Note that both Laozi and Da Mo are depicted near the top of the Neijing Tu diagram (the version in the White Cloud Temple in Beijing to which Damo Mitchell makes reference can be seen here -- many other later paintings and charts based upon that one can be found on the web).
Thus, such symbology would seem well-suited to the task of conveying the understanding of the principle by which that which "sits behind creation" or "behind the realm of existence" comes to manifest in the realm of physical matter, as Damo Mitchell describes it in the above video and in his writings and teachings. Note the important part of Damo Mitchell's video in which he explains that the traditional or classical terms and concepts seem to be far more helpful for conveying this information to our understanding, and for developing higher levels of mastery in our practice, than attempts to "intellectualize" or "westernize" the descriptions of the transformations taking place in the Daoist arts.

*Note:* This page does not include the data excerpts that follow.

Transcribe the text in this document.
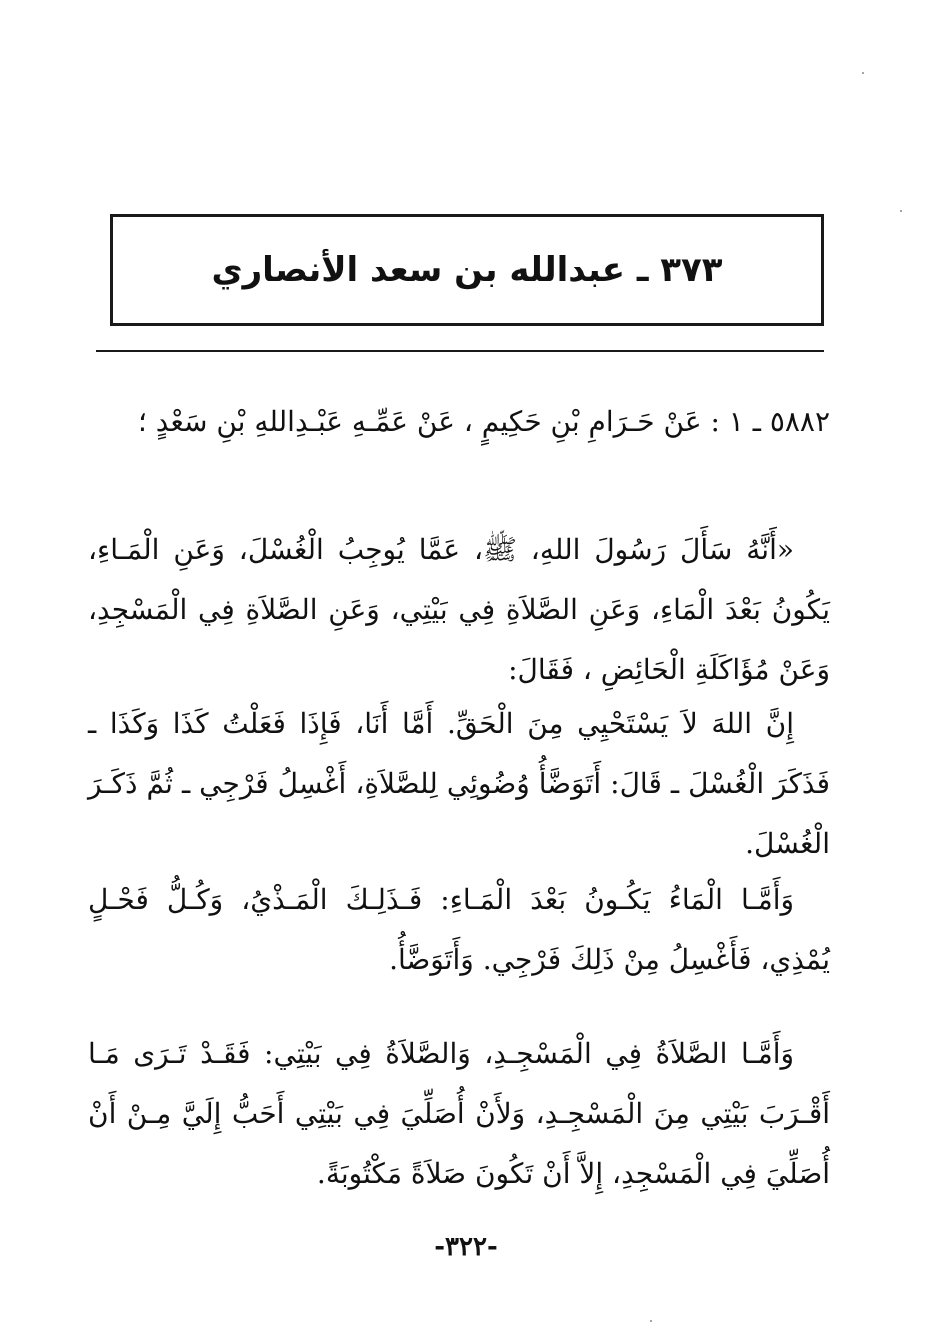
٣٧٣ ـ عبدالله بن سعد الأنصاري

٥٨٨٢ ـ ١ : عَنْ حَـرَامِ بْنِ حَكِيمٍ ، عَنْ عَمِّـهِ عَبْـدِاللهِ بْنِ سَعْدٍ ؛

«أَنَّهُ سَأَلَ رَسُولَ اللهِ، ﷺ، عَمَّا يُوجِبُ الْغُسْلَ، وَعَنِ الْمَـاءِ، يَكُونُ بَعْدَ الْمَاءِ، وَعَنِ الصَّلاَةِ فِي بَيْتِي، وَعَنِ الصَّلاَةِ فِي الْمَسْجِدِ، وَعَنْ مُؤَاكَلَةِ الْحَائِضِ ، فَقَالَ:

إِنَّ اللهَ لاَ يَسْتَحْيِي مِنَ الْحَقِّ. أَمَّا أَنَا، فَإِذَا فَعَلْتُ كَذَا وَكَذَا ـ فَذَكَرَ الْغُسْلَ ـ قَالَ: أَتَوَضَّأُ وُضُوئِي لِلصَّلاَةِ، أَغْسِلُ فَرْجِي ـ ثُمَّ ذَكَـرَ الْغُسْلَ.

وَأَمَّـا الْمَاءُ يَكُـونُ بَعْدَ الْمَـاءِ: فَـذَلِـكَ الْمَـذْيُ، وَكُـلُّ فَحْـلٍ يُمْذِي، فَأَغْسِلُ مِنْ ذَلِكَ فَرْجِي. وَأَتَوَضَّأُ.

وَأَمَّـا الصَّلاَةُ فِي الْمَسْجِـدِ، وَالصَّلاَةُ فِي بَيْتِي: فَقَـدْ تَـرَى مَـا أَقْـرَبَ بَيْتِي مِنَ الْمَسْجِـدِ، وَلأَنْ أُصَلِّيَ فِي بَيْتِي أَحَبُّ إِلَيَّ مِـنْ أَنْ أُصَلِّيَ فِي الْمَسْجِدِ، إِلاَّ أَنْ تَكُونَ صَلاَةً مَكْتُوبَةً.

-٣٢٢-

This discussion also seems to be appropriate for this particular time in the year, when we observe the end of one year and the beginning of another -- often accompanied by resolutions concerning habits and practices we want to incorporate during the upcoming year, in hopes of manifesting something in our lives.
I would humbly submit that some of the practices which Damo Mitchell writes about and teaches about, and discusses in the video above, might be good candidates for "resolutions," if you're so inclined! We should be grateful for teachers and sages who are willing to share their knowledge with us about such things.
I would like to again extend my wishes for a Happy New Year to everyone and blessings in 2017!